Conforme Herman Ridderbos, há alguns temas que são básicos na formação da teologia de Paulo. Eles se constituem no fundamento da “proclamação e explicação do tempo escatológico de salvação inaugurado com o advento de Cristo, sua morte e ressurreição”. Paulo usa duas vezes a expressão “Plenitude dos tempos” para se referir à consumação do tempo com o advento de Cristo. O mundo entrou em seu estágio final e esse último estágio possui um aspecto presente e outro futuro, ambos abordados pelo apóstolo que tanto olha para o presente, explicando a presença do Reino de Deus, quanto aborda o tempo futuro quando se dará o desfecho destes dias. Dentro deste tempo Paulo faz menção do “dia da salvação” como referência à encarnação, morte, ressurreição, glorificação de Cristo e vinda do Espírito. Esses eventos redentores se constituem no “dia da salvação” e inauguraram os últimos dias. O futuro escatológico chegou por meio de Cristo e com Ele a “nova criação” foi inaugurada. A igreja, portanto, já desfruta da nova criação. Esta ampla realidade dos últimos dias estava oculta nos dias do Antigo Testamento. Mas, a proclamação do evangelho de Paulo, e o Novo Testamento como um todo, é a “Revelação do mistério” que estivera oculto em tempos anteriores. Paulo explica que o advento de Cristo não era conhecido dos homens, mas o tempo de sua revelação chegou por meio da manifestação de Cristo e pregação apostólica.

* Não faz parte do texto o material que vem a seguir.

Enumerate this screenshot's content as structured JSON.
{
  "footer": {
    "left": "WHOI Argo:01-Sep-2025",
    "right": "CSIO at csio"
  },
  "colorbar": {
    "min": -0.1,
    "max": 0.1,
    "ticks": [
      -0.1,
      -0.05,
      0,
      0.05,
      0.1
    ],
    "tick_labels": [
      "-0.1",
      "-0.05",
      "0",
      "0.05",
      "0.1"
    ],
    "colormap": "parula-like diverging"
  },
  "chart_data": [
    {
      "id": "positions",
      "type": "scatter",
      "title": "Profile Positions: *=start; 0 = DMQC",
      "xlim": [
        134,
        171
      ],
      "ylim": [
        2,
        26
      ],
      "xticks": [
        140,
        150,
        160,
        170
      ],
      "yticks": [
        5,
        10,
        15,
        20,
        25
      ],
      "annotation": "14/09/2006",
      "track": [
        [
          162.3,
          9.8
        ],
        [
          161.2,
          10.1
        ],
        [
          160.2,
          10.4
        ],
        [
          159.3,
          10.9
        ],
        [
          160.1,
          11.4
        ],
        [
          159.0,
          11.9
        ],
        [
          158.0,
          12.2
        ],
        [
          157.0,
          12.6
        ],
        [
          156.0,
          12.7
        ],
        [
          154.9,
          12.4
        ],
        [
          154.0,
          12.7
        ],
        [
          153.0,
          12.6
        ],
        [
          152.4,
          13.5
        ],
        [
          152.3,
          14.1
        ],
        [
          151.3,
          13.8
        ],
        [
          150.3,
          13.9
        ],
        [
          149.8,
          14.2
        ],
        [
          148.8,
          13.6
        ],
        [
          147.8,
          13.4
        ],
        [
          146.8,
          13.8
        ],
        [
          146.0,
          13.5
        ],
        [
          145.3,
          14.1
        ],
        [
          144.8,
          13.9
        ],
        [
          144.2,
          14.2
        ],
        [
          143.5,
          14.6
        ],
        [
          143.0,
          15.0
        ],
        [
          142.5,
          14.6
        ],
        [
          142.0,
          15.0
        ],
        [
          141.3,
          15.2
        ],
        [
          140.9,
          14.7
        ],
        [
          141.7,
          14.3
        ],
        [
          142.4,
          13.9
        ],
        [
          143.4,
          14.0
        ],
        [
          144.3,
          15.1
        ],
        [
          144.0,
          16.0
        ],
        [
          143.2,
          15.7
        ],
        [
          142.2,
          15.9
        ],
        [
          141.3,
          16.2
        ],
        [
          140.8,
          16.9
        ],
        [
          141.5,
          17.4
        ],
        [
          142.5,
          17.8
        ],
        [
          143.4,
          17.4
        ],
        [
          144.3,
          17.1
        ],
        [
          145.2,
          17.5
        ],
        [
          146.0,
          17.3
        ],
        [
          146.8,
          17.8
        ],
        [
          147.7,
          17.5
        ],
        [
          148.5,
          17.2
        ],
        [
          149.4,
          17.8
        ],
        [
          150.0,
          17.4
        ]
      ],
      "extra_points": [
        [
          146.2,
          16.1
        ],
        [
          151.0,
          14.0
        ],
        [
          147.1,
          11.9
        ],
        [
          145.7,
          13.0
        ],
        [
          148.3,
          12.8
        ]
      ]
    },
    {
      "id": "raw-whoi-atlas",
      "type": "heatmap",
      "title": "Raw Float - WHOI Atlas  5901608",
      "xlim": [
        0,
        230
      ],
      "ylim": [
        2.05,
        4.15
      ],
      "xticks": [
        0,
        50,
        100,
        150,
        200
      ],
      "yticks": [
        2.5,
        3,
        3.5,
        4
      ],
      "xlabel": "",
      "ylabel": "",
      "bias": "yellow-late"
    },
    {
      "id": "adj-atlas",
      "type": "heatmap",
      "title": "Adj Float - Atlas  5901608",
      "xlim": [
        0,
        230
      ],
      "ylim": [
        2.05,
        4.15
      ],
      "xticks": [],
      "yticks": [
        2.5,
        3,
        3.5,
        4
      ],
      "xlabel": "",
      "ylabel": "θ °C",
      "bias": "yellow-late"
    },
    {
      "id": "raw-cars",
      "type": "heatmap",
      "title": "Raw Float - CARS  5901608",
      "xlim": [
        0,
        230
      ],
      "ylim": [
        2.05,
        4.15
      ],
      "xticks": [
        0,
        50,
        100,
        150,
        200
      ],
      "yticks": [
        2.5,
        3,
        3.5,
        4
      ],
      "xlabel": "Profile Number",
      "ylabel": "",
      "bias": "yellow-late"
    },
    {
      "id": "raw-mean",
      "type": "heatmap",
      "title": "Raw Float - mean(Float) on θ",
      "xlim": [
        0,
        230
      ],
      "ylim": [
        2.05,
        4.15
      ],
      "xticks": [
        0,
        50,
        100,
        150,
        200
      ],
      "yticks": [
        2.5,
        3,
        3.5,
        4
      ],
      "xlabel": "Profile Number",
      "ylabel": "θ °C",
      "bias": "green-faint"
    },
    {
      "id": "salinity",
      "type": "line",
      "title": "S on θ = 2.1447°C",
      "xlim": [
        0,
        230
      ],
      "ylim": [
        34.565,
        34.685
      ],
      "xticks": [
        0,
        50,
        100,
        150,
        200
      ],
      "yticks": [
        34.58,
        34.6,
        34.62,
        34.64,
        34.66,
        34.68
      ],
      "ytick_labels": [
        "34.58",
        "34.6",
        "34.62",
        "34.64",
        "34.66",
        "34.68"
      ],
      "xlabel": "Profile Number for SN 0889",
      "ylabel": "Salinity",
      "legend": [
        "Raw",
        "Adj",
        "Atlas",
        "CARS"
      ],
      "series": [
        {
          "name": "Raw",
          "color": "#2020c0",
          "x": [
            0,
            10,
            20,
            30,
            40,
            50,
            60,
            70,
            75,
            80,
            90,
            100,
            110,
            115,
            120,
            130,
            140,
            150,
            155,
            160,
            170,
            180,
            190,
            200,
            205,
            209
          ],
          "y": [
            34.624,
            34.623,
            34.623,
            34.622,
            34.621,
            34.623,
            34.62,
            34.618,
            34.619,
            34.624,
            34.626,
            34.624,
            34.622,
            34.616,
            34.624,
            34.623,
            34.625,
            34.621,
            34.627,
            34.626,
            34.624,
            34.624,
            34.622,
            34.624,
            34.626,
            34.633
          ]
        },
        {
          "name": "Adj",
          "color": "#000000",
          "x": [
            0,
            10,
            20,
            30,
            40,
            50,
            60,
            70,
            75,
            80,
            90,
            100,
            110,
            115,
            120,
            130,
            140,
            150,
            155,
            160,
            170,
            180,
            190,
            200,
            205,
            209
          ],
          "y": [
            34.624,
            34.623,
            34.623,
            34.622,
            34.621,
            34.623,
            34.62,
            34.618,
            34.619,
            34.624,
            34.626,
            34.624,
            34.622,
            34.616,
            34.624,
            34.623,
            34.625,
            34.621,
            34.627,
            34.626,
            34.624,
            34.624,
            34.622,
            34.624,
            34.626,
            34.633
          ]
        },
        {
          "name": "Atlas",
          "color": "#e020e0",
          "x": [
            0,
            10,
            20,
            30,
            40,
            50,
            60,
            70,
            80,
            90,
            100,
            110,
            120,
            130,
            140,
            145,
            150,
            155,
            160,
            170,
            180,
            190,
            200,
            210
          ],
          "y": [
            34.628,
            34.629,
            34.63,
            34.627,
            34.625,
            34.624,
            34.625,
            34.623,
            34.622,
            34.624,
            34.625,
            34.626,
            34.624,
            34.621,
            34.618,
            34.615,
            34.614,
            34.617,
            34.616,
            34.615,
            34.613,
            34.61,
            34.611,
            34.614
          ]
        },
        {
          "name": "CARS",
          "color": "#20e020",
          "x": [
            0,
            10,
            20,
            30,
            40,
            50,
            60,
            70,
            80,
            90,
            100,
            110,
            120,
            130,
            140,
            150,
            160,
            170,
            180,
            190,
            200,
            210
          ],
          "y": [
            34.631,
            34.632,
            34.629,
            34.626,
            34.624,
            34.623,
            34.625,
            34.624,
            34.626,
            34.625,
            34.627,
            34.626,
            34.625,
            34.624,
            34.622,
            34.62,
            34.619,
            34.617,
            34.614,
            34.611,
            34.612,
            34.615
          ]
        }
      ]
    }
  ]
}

Paulo compreende a história à luz de Cristo de forma que sua escatologia é cristológica, pois está diretamente relacionada com os eventos históricos-redentor acontecidos em Cristo. Esses eventos são a base da pregação de Paulo, determinados pela morte e ressurreição de Jesus. O Reino de Deus chegou com poder e o mundo presente perdeu sua força diante da chegada do tempo escatológico. Um novo mundo está presente sobrepondo o velho mundo com seus pecados. Aqueles que creem recebem a aplicação da obra expiatória de Cristo se beneficiando do tempo da salvação. Esses desfrutam de uma plena união com Cristo, uma realidade permanente que molda todos os aspectos da vida. Por meio dessa união com Cristo o pecado é vencido, pois o velho homem foi crucificado perdendo seu controle sobre aqueles que estão em Cristo. A carne já não tem domínio, pois a nova criação foi inaugurada proveniente do Espírito. Toda essa realidade foi inaugurada pela pessoa de Cristo, o filho de Deus pré-existente que na plenitude dos tempos foi revelado. Ele é o primogênito de todas as coisas, ou seja, o Senhor absoluto de todo o cosmo criado, também o inaugurador da nova criação. Por meio do Espírito, penhor que sela que garante ao crente a redenção final, Cristo, exaltado à destra de Deus, mantém comunhão com a igreja. Mas, o advento do Espírito, parte do projeto redentor, somente pode ser compreendido à luz de Cristo de forma que sem os eventos históricos-redentor manifestos na pessoa de Cristo a promessa do Espírito não poderia ser cumprida. Pelo Espírito a igreja mantem sua expectativa futura até que a revelação do mistério de Deus seja completada quando Cristo for manifesto em glória.